Who manages a company brain?

Who manages a company brain depends on the implementation. In most enterprises today, a company brain is human-managed — a data team or knowledge manager writes the definitions, reviews changes, and chases schemas. That works at small scale and breaks at enterprise scale, where the surface is too large to maintain by hand and the data team is too valuable to spend on context infrastructure. In Delphina's model, the brain is primarily AI-managed with a customer-side Knowledge Lead approving patterns rather than every query. The Knowledge Lead reviews prompt→SQL pairings the AI proposes — usually signing off in about an hour — and from there context stays roughly 90% AI-maintained. Analysts have visibility, but don't need to be in the loop for every answer.

Is a company brain the same as a data catalog?

A company brain is not the same as a data catalog. Data catalogs (Atlan, Alation, Collibra, DataHub) help humans discover and govern data through a UI — search and policy tools for the data engineer browsing column definitions. A company brain serves AI agents producing SQL plus humans asking natural-language questions — optimized for correct answers, not directory browsing. Catalogs adding AI features (Atlan most visibly with Context Agents and MCP activation) can serve as inputs into a company brain, but their current focus on metadata documentation doesn't cover the full surface a data-focused company brain captures — tribal knowledge from Slack and tickets, the agent-level relationship graph, evals that prove the context produces correct answers, and the self-healing loop that keeps everything current.

How does Delphina prevent eval circularity?

Delphina's evals aren't circular because the expected answers are validated by humans before they become the source of truth. At setup, Delphina generates candidate test questions and the Delphina team works side-by-side with your data leaders in a structured review session to confirm each test case represents how the business should answer that question. Once both sides sign off, those validated questions become the eval source of truth. The LLM judge runs in-VPC and scores subsequent agent responses against the validated expected answers. The Critic Agent's separate job is to flag what Delphina doesn't know rather than let the agent hallucinate — every answer exposes the SQL and reasoning, and any user can branch a conversation in real time to challenge an answer or contribute knowledge that becomes part of the next eval round.

How long does it take to deploy a company brain?

Delphina deployments are measured in days, not months.
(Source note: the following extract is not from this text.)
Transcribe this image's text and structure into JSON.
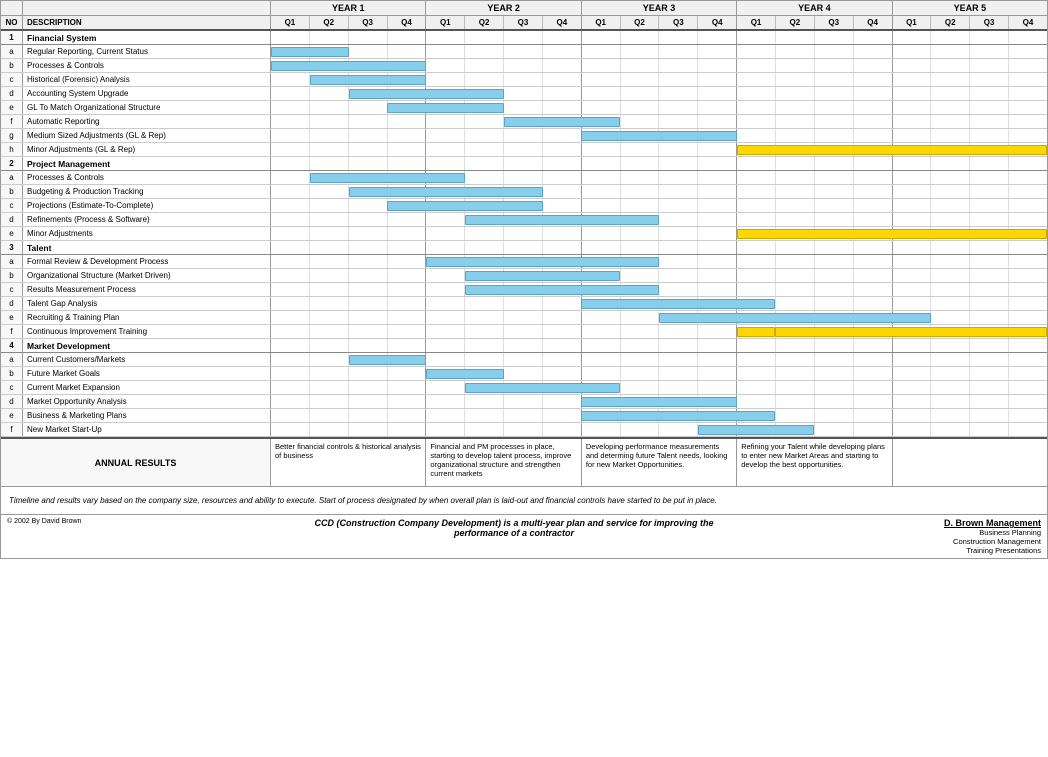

Most teams reach production-grade accuracy within the first week, depending on the breadth of systems being ingested and the maturity of the data team's existing definitions. Most company-brain projects that take months take that long because they're built in-house, where the data team does the ingestion, validation, and freshness work manually. Delphina's AI-managed approach compresses the same work because AI generates the candidate knowledge from existing systems and the Knowledge Lead validates patterns rather than authoring from scratch.